14 March 2026, 06:31

Günther Jauch kauft Loriots historisches Haus am Starnberger See

Ein altes Schwarz-Weiß-Foto eines Berliner Restaurants mit Tischen, Stühlen, Blumenvasen und einer Statue im Hintergrund, mit Skulpturen und Pflanzen an den Wänden und Text unten.

Günther Jauch kauft Loriots historisches Haus am Starnberger See

Günther Jauch hat ein historisches Anwesen am Starnberger See erworben – einst die Heimat des legendären deutschen Humoristen Vicco von Bülow, besser bekannt als Loriot. Der Kauf spiegelt Jauchs tiefe Wertschätzung für das Werk des Komikers wider, auch wenn das Haus selbst nur selten als Drehort diente. Loriot, von Geburt ein Adliger, hinterließ ein Erbe aus Filmen, Büchern und Sketchen, die bis heute ikonische Bestandteile der deutschen Kultur sind.

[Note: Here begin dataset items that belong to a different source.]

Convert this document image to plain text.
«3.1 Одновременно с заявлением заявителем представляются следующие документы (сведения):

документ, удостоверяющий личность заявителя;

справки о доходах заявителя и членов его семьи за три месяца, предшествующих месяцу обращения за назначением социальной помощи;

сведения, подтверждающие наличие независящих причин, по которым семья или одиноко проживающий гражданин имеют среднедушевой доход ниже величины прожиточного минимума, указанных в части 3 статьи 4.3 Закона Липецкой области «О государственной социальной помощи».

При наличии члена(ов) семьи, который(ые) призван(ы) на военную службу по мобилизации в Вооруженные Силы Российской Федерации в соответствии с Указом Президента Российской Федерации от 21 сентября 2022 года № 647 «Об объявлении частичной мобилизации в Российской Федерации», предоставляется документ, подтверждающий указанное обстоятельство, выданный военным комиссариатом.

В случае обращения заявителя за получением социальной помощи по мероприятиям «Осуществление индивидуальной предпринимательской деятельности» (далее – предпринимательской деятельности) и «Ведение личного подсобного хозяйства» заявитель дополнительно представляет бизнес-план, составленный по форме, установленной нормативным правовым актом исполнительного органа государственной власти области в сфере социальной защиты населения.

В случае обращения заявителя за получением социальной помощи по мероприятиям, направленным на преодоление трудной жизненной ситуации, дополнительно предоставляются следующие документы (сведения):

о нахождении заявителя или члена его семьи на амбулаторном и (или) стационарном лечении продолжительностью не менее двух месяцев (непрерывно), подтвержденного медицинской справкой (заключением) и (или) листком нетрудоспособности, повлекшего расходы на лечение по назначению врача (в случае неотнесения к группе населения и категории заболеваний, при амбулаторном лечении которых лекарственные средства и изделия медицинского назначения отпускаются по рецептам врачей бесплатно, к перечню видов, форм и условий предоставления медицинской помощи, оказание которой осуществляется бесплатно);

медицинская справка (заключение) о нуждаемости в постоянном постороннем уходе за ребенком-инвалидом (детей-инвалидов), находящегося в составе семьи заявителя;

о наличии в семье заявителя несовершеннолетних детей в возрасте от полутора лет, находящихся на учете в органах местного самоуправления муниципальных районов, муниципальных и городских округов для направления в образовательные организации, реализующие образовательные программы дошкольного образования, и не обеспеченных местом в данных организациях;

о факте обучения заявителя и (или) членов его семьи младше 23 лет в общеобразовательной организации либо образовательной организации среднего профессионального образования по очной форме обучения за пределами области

Vicco von Bülow, mit vollem Namen Bernhard Viktor Christoph Karl von Bülow, entstammte einer aristokratischen mecklenburgischen Familie. Ihr Wappen zierte ein goldener Pirol – der "Loriot" –, der ihm später als Künstlername diente. In den 1950er-Jahren veröffentlichte er geistreiche Bücher wie Der unentbehrliche Ratgeber für den Umgang in feiner Gesellschaft und Glücklich verführt: Zwei Experten verraten 20 erprobte Liebestrick. Sein komödiantisches Talent entfaltete er später auch im Film, etwa in Ödipussi (1988) und Pappa ante Portas (1991), beide mit Evelyn Hamann in einer Hauptrolle.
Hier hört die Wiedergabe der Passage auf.